Me incorporo y siento un vahído triste, una pesadumbre que pesa de veras. Hay como una desilusión odorífica al elegir la ropa, nos desagrada mirarnos la legaña en el espejo y, luego, ya en pelota, nuestros oídos también despiertan quejosos cuando empinamos el mango de la ducha para que vomite la lluvia la alcachofa. Ducharse es ser protagonista de un chaparrón sencillamente. Ducharse no es más que pegar las palmas a los pabellones auditivos y escuchar el repiqueteo de las gotas sobre el cráneo. Y así, ducharse es el recuerdo de una tormenta pretérita. Ya saben lo de Borges: La lluvia es una cosa que siempre sucede en el pasado.
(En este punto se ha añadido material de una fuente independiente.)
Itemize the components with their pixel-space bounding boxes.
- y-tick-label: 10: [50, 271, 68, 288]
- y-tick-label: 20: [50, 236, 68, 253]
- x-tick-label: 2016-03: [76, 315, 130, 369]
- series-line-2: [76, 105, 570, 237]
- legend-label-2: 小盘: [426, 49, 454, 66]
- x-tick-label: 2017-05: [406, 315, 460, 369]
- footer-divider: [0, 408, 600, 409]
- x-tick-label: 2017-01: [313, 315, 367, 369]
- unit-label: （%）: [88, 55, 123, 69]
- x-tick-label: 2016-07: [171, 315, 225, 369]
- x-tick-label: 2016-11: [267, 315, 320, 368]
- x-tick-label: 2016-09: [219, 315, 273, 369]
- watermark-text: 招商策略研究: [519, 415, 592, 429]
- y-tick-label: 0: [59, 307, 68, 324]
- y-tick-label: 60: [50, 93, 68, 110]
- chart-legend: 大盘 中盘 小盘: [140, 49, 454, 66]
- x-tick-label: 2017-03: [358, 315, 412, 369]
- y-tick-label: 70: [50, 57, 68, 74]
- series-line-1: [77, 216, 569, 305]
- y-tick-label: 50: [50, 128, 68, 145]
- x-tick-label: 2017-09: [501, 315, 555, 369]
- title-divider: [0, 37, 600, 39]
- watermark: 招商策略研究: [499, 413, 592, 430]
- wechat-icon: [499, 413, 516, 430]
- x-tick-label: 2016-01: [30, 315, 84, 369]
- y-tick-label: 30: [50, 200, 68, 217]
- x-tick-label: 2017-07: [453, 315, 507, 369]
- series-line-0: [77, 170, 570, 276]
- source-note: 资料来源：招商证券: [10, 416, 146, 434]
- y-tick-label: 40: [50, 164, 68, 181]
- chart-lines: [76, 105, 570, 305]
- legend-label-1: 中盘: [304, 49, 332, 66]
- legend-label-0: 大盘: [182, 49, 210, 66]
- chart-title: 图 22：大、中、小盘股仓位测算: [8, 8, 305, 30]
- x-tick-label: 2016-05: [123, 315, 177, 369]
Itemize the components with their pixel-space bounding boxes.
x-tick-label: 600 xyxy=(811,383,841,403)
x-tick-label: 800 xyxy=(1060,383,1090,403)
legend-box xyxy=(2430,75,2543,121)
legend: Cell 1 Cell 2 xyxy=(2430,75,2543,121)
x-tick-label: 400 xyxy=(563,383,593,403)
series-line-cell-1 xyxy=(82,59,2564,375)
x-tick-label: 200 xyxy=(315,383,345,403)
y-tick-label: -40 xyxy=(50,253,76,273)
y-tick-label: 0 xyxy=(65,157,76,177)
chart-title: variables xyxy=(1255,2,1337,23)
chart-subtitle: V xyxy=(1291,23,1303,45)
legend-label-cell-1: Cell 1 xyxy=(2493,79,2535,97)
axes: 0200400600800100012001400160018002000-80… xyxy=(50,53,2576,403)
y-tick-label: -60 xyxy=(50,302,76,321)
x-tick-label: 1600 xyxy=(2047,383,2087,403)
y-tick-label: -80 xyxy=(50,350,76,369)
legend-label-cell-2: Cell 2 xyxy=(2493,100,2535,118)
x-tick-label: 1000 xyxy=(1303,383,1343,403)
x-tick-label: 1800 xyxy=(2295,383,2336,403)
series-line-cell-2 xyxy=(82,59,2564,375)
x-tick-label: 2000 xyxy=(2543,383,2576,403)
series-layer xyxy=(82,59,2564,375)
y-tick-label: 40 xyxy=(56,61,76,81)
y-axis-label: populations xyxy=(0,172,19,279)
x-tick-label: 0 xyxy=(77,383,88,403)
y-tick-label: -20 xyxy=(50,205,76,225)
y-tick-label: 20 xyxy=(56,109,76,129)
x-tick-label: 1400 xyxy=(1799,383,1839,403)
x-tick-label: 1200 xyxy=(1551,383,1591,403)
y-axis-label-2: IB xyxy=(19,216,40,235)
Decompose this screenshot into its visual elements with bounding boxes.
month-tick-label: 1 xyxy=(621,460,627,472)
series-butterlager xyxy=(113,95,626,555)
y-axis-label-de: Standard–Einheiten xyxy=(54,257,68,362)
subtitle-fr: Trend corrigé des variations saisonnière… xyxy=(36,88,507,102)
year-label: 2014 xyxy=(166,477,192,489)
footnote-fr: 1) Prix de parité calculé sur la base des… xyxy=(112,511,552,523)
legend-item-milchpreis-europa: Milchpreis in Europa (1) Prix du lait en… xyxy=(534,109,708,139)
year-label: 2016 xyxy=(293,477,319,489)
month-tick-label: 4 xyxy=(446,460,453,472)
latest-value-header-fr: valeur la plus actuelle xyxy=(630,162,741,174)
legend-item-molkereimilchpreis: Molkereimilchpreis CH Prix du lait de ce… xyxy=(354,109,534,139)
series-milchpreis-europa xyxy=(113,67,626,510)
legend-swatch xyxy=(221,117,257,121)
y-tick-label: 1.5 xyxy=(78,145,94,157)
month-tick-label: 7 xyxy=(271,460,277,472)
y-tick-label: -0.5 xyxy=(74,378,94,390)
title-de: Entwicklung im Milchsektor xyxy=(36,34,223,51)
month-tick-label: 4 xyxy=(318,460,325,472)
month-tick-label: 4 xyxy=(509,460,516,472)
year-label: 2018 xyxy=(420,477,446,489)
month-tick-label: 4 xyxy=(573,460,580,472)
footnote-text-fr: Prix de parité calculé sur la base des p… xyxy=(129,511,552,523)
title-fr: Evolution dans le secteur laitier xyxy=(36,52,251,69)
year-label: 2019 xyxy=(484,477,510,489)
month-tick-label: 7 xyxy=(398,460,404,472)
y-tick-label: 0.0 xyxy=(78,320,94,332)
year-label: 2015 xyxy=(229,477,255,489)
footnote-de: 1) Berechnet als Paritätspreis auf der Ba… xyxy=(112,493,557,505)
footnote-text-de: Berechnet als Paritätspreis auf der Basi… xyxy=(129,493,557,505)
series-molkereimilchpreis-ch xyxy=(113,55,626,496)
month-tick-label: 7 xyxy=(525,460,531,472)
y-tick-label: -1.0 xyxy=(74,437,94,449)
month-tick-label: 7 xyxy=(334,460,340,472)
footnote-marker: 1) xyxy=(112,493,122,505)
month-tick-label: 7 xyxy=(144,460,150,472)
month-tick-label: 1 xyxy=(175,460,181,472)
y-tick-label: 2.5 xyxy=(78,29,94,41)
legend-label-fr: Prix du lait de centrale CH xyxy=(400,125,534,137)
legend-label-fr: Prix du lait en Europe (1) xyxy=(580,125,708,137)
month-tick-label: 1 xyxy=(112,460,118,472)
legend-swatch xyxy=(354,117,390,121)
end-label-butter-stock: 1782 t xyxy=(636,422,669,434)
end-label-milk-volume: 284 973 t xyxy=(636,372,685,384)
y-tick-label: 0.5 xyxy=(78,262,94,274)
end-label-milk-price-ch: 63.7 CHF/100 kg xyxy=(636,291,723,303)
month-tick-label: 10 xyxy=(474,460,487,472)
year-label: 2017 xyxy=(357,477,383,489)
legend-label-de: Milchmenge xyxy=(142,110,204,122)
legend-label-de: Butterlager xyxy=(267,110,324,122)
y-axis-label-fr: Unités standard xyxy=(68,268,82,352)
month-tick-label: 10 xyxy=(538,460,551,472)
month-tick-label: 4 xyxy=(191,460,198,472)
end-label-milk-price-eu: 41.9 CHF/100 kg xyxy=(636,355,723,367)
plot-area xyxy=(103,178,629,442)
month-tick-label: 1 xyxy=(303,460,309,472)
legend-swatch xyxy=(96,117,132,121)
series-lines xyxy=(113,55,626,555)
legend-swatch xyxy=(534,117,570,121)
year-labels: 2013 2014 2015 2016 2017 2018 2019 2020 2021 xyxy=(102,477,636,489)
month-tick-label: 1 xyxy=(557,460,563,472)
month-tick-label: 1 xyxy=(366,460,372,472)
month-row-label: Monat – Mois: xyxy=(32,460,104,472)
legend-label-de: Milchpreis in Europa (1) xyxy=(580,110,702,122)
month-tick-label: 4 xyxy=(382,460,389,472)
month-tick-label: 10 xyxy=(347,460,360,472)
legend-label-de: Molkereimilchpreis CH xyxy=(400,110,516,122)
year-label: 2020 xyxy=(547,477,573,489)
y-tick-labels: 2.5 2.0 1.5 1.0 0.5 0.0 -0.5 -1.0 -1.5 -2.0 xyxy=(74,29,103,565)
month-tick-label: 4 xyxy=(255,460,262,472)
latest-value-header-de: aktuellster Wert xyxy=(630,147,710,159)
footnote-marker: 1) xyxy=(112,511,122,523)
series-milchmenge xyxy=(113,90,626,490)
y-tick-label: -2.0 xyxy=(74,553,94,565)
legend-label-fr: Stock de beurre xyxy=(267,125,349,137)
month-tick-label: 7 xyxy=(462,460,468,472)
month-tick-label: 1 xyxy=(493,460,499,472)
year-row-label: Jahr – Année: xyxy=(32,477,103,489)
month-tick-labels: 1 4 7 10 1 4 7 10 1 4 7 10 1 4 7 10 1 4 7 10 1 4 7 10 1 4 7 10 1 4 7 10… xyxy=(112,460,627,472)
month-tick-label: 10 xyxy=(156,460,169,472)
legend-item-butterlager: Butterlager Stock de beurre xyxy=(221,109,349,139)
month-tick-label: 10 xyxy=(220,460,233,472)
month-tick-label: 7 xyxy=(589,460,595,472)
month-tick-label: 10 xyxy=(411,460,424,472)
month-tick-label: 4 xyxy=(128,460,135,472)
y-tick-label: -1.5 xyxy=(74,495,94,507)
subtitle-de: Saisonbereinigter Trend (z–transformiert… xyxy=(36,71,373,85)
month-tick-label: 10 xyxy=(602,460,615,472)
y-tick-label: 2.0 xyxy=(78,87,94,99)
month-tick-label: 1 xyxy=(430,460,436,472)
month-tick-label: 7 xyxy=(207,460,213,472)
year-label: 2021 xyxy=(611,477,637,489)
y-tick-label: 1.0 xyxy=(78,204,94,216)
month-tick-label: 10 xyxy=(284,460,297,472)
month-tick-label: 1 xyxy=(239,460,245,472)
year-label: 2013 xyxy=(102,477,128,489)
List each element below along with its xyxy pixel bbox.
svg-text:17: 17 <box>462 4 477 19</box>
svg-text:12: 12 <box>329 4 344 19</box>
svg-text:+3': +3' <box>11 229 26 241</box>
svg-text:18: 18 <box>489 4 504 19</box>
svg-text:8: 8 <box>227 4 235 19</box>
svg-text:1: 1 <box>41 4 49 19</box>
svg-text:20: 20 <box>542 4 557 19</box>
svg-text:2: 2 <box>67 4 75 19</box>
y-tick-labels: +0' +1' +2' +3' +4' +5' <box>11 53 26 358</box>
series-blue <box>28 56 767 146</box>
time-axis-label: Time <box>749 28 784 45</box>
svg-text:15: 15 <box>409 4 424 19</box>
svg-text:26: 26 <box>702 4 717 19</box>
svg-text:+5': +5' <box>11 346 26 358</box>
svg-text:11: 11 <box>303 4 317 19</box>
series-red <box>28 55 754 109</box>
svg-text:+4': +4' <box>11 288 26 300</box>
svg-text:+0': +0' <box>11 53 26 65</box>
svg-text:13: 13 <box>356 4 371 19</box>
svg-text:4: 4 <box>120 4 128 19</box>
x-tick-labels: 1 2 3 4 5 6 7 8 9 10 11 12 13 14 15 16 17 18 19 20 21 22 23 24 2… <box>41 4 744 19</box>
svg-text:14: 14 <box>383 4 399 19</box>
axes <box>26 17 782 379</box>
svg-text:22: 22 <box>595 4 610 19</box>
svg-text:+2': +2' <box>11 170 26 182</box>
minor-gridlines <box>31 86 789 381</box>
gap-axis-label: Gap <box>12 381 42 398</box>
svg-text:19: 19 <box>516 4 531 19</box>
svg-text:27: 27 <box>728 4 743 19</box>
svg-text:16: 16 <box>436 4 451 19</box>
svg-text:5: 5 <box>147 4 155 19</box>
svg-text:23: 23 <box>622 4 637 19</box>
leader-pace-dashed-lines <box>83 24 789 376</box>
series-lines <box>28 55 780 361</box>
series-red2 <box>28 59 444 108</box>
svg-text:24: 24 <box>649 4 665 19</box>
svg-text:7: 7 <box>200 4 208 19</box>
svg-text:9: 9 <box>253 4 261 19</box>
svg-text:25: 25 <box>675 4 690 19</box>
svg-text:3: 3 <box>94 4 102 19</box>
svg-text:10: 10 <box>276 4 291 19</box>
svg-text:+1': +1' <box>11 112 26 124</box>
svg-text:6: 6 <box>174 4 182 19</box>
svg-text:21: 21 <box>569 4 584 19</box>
Del pasado más remoto tengo yo la tos pectoral mañanera que sabe ligeramente a sangre. Anoche, cuando no éramos los de ahora, el pecho respiraba henchido, suspiraba palabras silbantes y éramos próceres de la asamblea nocturna del amparo ante tanta oscuridad. Tarareábamos ‘El soldado’ de María Teresa Vera y Rafael Zequeira, y que suena al final de la película ‘Lugares comunes’. Y con una decaída esperanza nos cantábamos: Me voy, me voy. Pero no llores, alma mía, que volveré mañana, sabiendo que mañana no volveríamos ninguno, que Larra tampoco volvió cuando se lo insultaron aquellos funcionarios del Diecinueve. Adiós, adiós, lucero de mis noches. Tan sencillamente que ya se me riegan los ojos.
Que yo recuerde ahora, creo que aún no he gastado pañuelos para borrarme ningunas lágrimas. Para eso uso yo las yemas de los dedos, que se restriegan por mis párpados hasta que me acaban escociendo los ojizarcos míos, que los he sacado de las dos abuelas. Ellos, los pañuelos, no me sirven para espantar el llanto porque yo siempre fui de llorar a lágrima viva y de querer sentir la ardiente gota deslizarse por mis mejillas, dejarlas secar al calor de mi dermis y aspirar un recuerdo marítimo de promesa, no llores, ángel mío, que volveré mañana, aunque nos estemos dando el adiós definitivo. Como cuando llego a casa y me voy sacando del bolsillo todos los pañuelos usados, dejándolos sobre la mesilla para cantarles el adiós, porque sé que mañana su moco, ya su moco y no el mío, amanecerá desaparecido, el pañuelo desperezado con la sombra líquida que dejó la flema, mientras yo voy estriñendo la cara para llamar a las lágrimas y que me rompan el tapón de mi tabique.